Applying this definition to our asset in some examples:
  • The maximum days under water over 5 years of iShares MSCI Netherlands Index Fund is 446 days, which is larger, thus worse compared to the benchmark SPY (189 days) in the same period.
  • Compared with SPY (189 days) in the period of the last 3 years, the maximum time in days below previous high water mark of 271 days is greater, thus worse.

AveDuration:

'The Average Drawdown Duration is an extension of the Maximum Drawdown. However, this metric does not explain the drawdown in dollars or percentages, rather in days, weeks, or months. The Avg Drawdown Duration is the average amount of time an investment has seen between peaks (equity highs), or in other terms the average of time under water of all drawdowns.
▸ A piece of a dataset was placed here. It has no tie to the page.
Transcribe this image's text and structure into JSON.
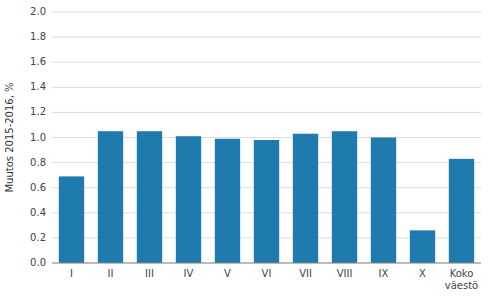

So in contrast to the Maximum duration it does not measure only one drawdown event but calculates the average of all.'

Applying this definition to our asset in some examples:
  • Compared with the benchmark SPY (46 days) in the period of the last 5 years, the average days below previous high of 126 days of iShares MSCI Netherlands Index Fund is higher, thus worse.
  • Compared with SPY (45 days) in the period of the last 3 years, the average days under water of 69 days is greater, thus worse.

Performance (YTD)

Historical returns have been extended using synthetic data.

Allocations ()

Allocations

Returns (%)

  • Note that yearly returns do not equal the sum of monthly returns due to compounding.
  • Performance results of iShares MSCI Netherlands Index Fund are hypothetical, do not account for slippage, fees or taxes, and are based on backtesting, which has many inherent limitations, some of which are described in our Terms of Use.